RSS with HTTP authentication

For those of you not familiar with RSS, I’ll describe it briefly; RSS is a particular format of XML document that is often used by sites to provide a “news feed” to subscribers, this news feed can then be read by an RSS feed aggregator, and new items on the site can easily be disseminated to describers.

HTTP, as most will recognise as the protocol we use to fetch resources when we browse the web, has some rudimentary built-in authentication facilities, and although the idea of using these with RSS is not new, it surprises me that the technique is not more widely used.

Advantages of using authentication with RSS feeds provide several possible applications: firstly, it allows sites to provide “members-only” content; secondly, it allows users of a site to select content based on their interests (provided the site had such functionality); thirdly, and of more import to sites than to users, it would allow targeted advertising to be delivered to users.

The easiest way to implement authenticated HTTP would be to respond with a 200 response upon receipt of either correct auth data, or no auth data.
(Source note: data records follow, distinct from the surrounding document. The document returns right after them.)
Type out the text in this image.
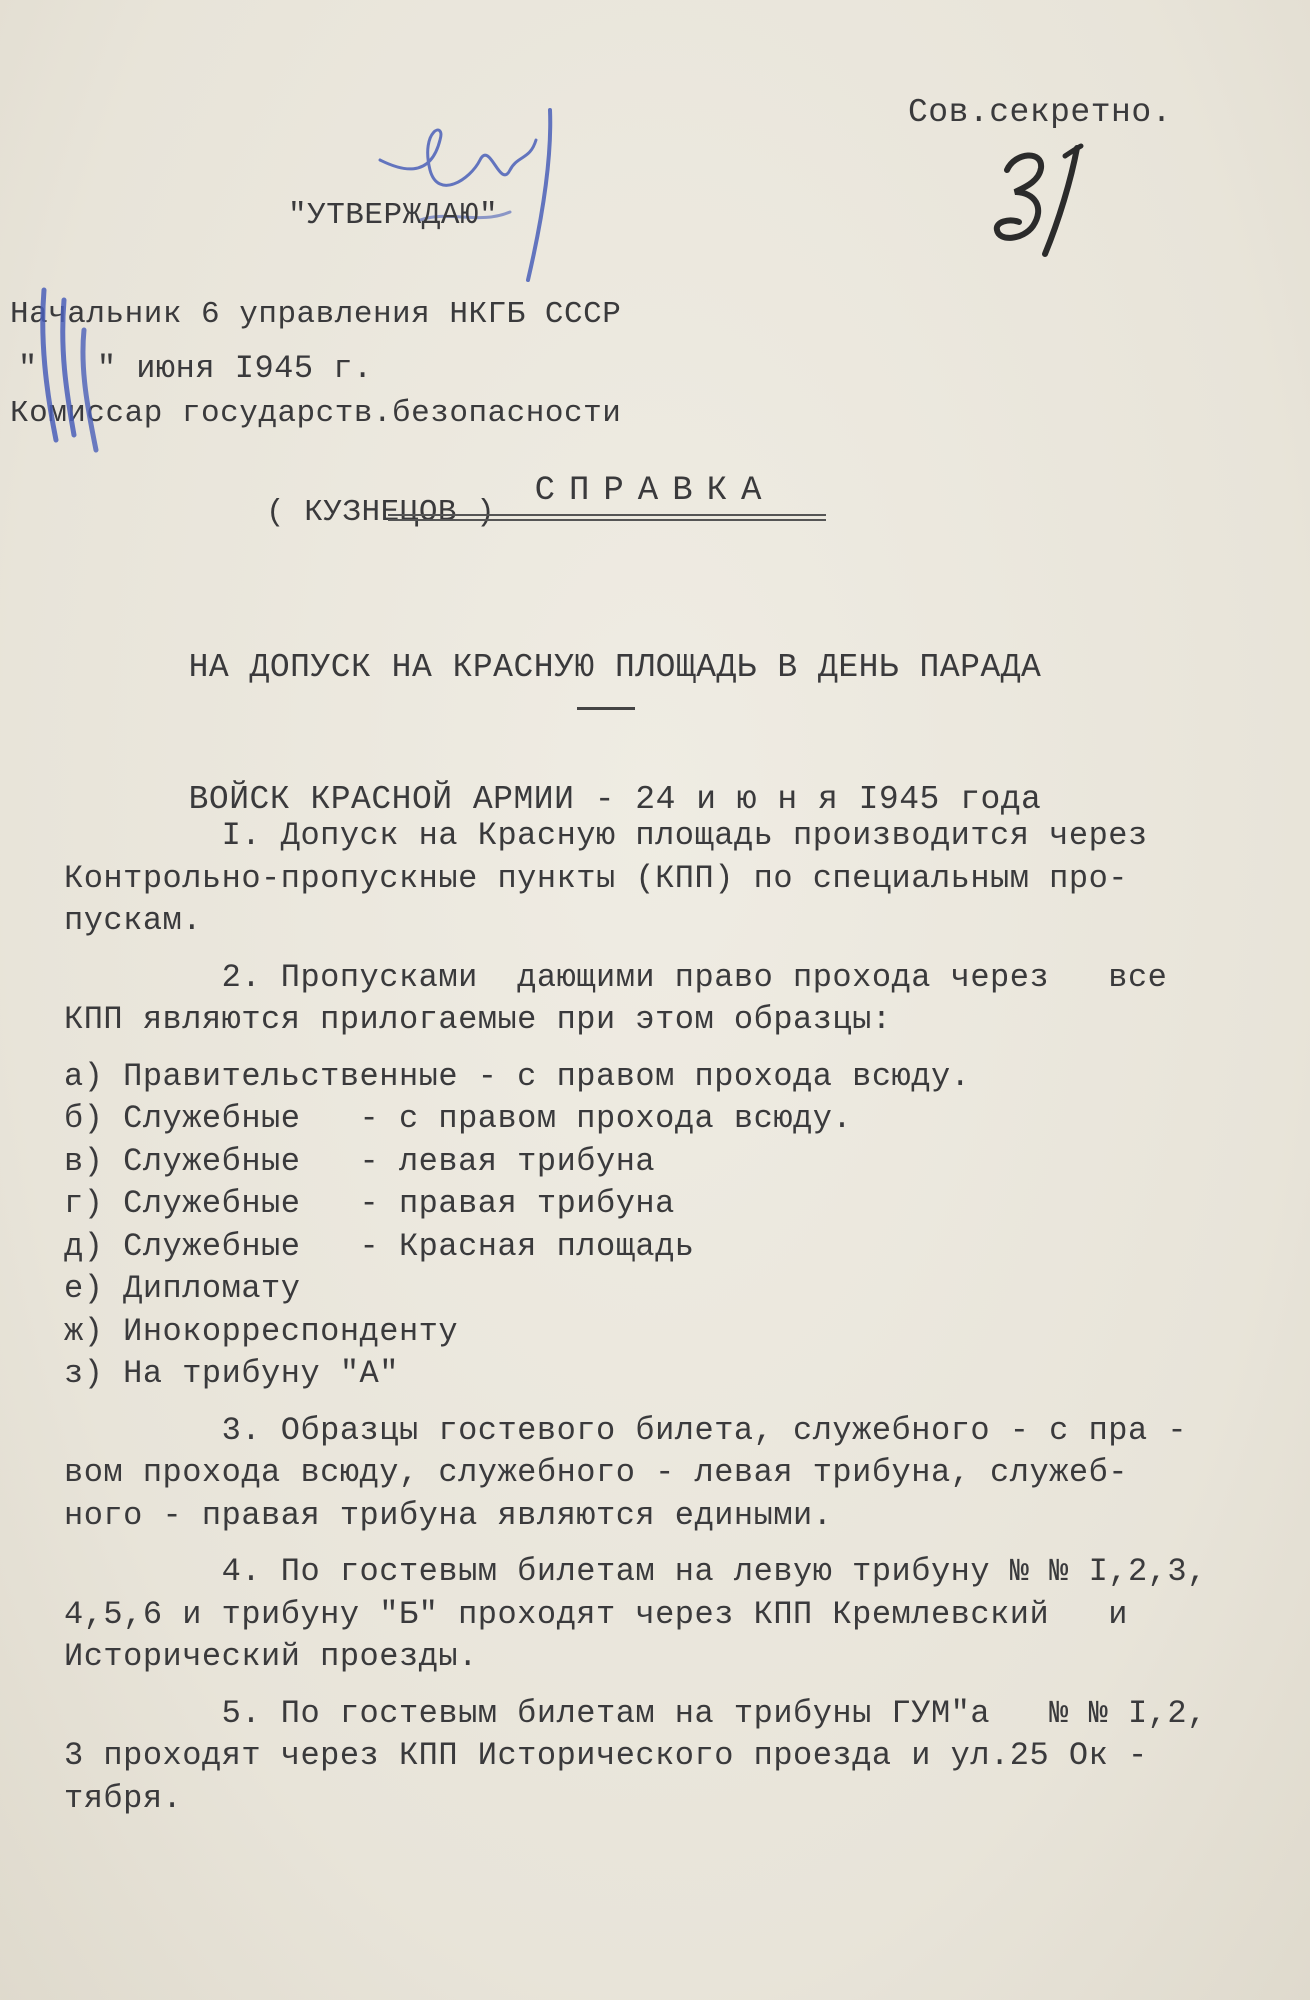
Сов.секретно.

"УТВЕРЖДАЮ"

Начальник 6 управления НКГБ СССР

Комиссар государств.безопасности

( КУЗНЕЦОВ )

"   " июня I945 г.
СПРАВКА

НА ДОПУСК НА КРАСНУЮ ПЛОЩАДЬ В ДЕНЬ ПАРАДА

ВОЙСК КРАСНОЙ АРМИИ - 24 и ю н я I945 года

I. Допуск на Красную площадь производится через
Контрольно-пропускные пункты (КПП) по специальным про-
пускам.
2. Пропусками  дающими право прохода через   все
КПП являются прилогаемые при этом образцы:
а) Правительственные - с правом прохода всюду.
б) Служебные   - с правом прохода всюду.
в) Служебные   - левая трибуна
г) Служебные   - правая трибуна
д) Служебные   - Красная площадь
е) Дипломату
ж) Инокорреспонденту
з) На трибуну "А"
3. Образцы гостевого билета, служебного - с пра -
вом прохода всюду, служебного - левая трибуна, служеб-
ного - правая трибуна являются едиными.
4. По гостевым билетам на левую трибуну № № I,2,3,
4,5,6 и трибуну "Б" проходят через КПП Кремлевский   и
Исторический проезды.
5. По гостевым билетам на трибуны ГУМ"а   № № I,2,
3 проходят через КПП Исторического проезда и ул.25 Ок -
тября.
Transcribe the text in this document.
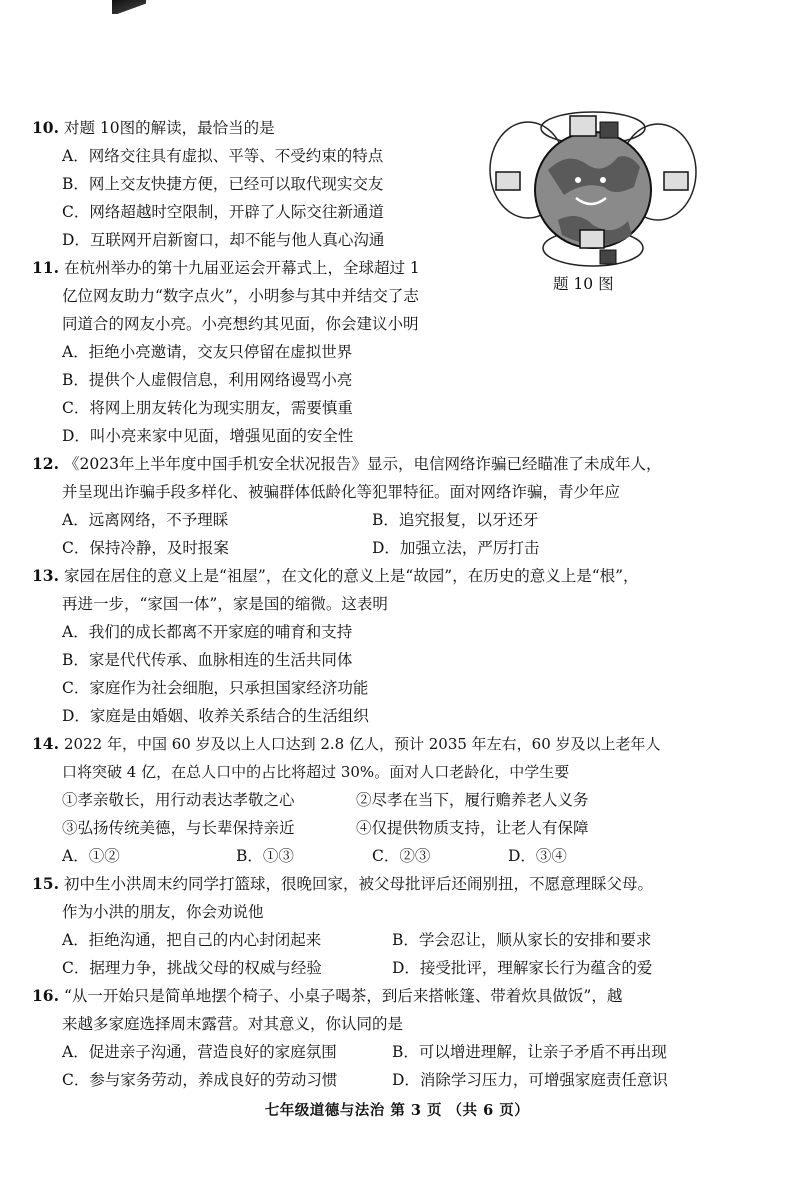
10. 对题 10图的解读，最恰当的是
A．网络交往具有虚拟、平等、不受约束的特点
B．网上交友快捷方便，已经可以取代现实交友
C．网络超越时空限制，开辟了人际交往新通道
D．互联网开启新窗口，却不能与他人真心沟通
题 10 图
11. 在杭州举办的第十九届亚运会开幕式上，全球超过 1
亿位网友助力“数字点火”，小明参与其中并结交了志
同道合的网友小亮。小亮想约其见面，你会建议小明
A．拒绝小亮邀请，交友只停留在虚拟世界
B．提供个人虚假信息，利用网络谩骂小亮
C．将网上朋友转化为现实朋友，需要慎重
D．叫小亮来家中见面，增强见面的安全性
12. 《2023年上半年度中国手机安全状况报告》显示，电信网络诈骗已经瞄准了未成年人，
并呈现出诈骗手段多样化、被骗群体低龄化等犯罪特征。面对网络诈骗，青少年应
A．远离网络，不予理睬	B．追究报复，以牙还牙
C．保持冷静，及时报案	D．加强立法，严厉打击
13. 家园在居住的意义上是“祖屋”，在文化的意义上是“故园”，在历史的意义上是“根”，
再进一步，“家国一体”，家是国的缩微。这表明
A．我们的成长都离不开家庭的哺育和支持
B．家是代代传承、血脉相连的生活共同体
C．家庭作为社会细胞，只承担国家经济功能
D．家庭是由婚姻、收养关系结合的生活组织
14. 2022 年，中国 60 岁及以上人口达到 2.8 亿人，预计 2035 年左右，60 岁及以上老年人
口将突破 4 亿，在总人口中的占比将超过 30%。面对人口老龄化，中学生要
①孝亲敬长，用行动表达孝敬之心	②尽孝在当下，履行赡养老人义务
③弘扬传统美德，与长辈保持亲近	④仅提供物质支持，让老人有保障
A．①②	B．①③	C．②③	D．③④
15. 初中生小洪周末约同学打篮球，很晚回家，被父母批评后还闹别扭，不愿意理睬父母。
作为小洪的朋友，你会劝说他
A．拒绝沟通，把自己的内心封闭起来	B．学会忍让，顺从家长的安排和要求
C．据理力争，挑战父母的权威与经验	D．接受批评，理解家长行为蕴含的爱
16. “从一开始只是简单地摆个椅子、小桌子喝茶，到后来搭帐篷、带着炊具做饭”，越
来越多家庭选择周末露营。对其意义，你认同的是
A．促进亲子沟通，营造良好的家庭氛围	B．可以增进理解，让亲子矛盾不再出现
C．参与家务劳动，养成良好的劳动习惯	D．消除学习压力，可增强家庭责任意识
七年级道德与法治 第 3 页 （共 6 页）
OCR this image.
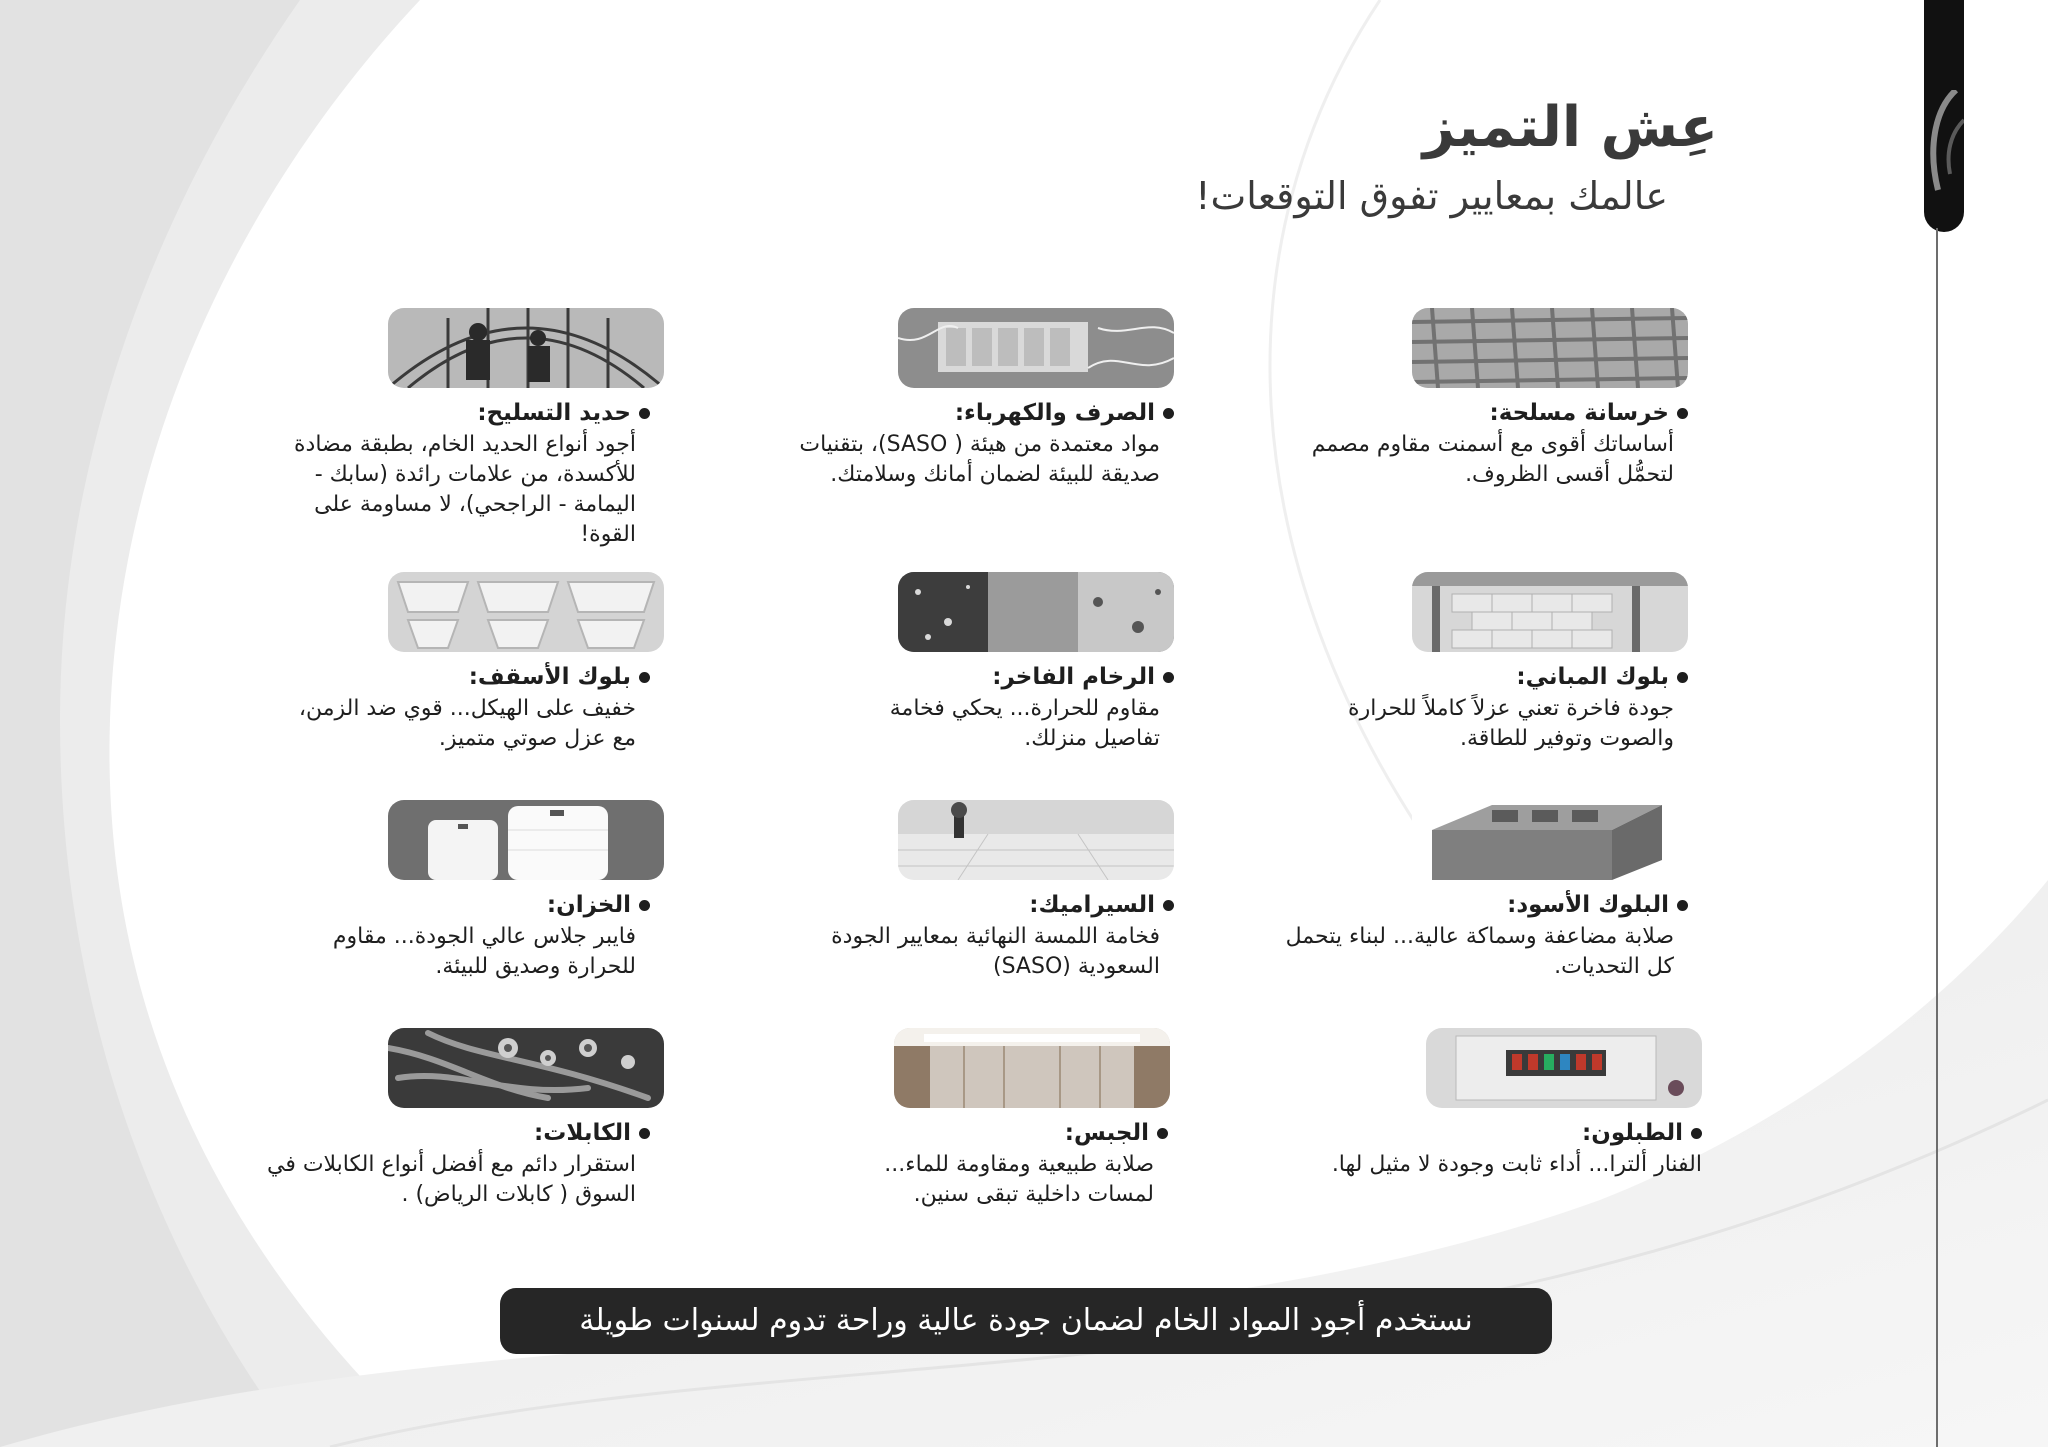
عِش التميز
عالمك بمعايير تفوق التوقعات!
خرسانة مسلحة:
أساساتك أقوى مع أسمنت مقاوم مصمم لتحمُّل أقسى الظروف.
الصرف والكهرباء:
مواد معتمدة من هيئة ( SASO)، بتقنيات صديقة للبيئة لضمان أمانك وسلامتك.
حديد التسليح:
أجود أنواع الحديد الخام، بطبقة مضادة للأكسدة، من علامات رائدة (سابك - اليمامة - الراجحي)، لا مساومة على القوة!
بلوك المباني:
جودة فاخرة تعني عزلاً كاملاً للحرارة والصوت وتوفير للطاقة.
الرخام الفاخر:
مقاوم للحرارة... يحكي فخامة تفاصيل منزلك.
بلوك الأسقف:
خفيف على الهيكل... قوي ضد الزمن، مع عزل صوتي متميز.
البلوك الأسود:
صلابة مضاعفة وسماكة عالية... لبناء يتحمل كل التحديات.
السيراميك:
فخامة اللمسة النهائية بمعايير الجودة السعودية (SASO)
الخزان:
فايبر جلاس عالي الجودة... مقاوم للحرارة وصديق للبيئة.
الطبلون:
الفنار ألترا... أداء ثابت وجودة لا مثيل لها.
الجبس:
صلابة طبيعية ومقاومة للماء... لمسات داخلية تبقى سنين.
الكابلات:
استقرار دائم مع أفضل أنواع الكابلات في السوق ( كابلات الرياض) .
نستخدم أجود المواد الخام لضمان جودة عالية وراحة تدوم لسنوات طويلة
In the latter case, the server would send out the public RSS feed; in the latter, the server would obviously send out the private version. In the case of incorrect auth data being provided, the server responds with a 401 response, just like any other authenticated transaction.

The downside to the above method is that the user won’t be made aware if a personalised service is available. If we slightly fudge the meaning of the 401 response, we can do the following: on recepit of either incorrect auth data, or no auth data, the server responds with a 401, and the body of the document contains the public version of the feed. When the server receives correct auth data, the server sends the personalised data with a 200 response.

In this manner, the client knows if a personalised version is available, because it knows that it sent no auth data, but feed data has been received. Furthermore, it knows if personalisation is not available, since it will just receive the 200 reply if it doesn’t send any auth data.

I’m sure there are other methods of providing the same service, these just strike me as the most intuitive that don’t require separate URLs for subscribers and non-subscribers.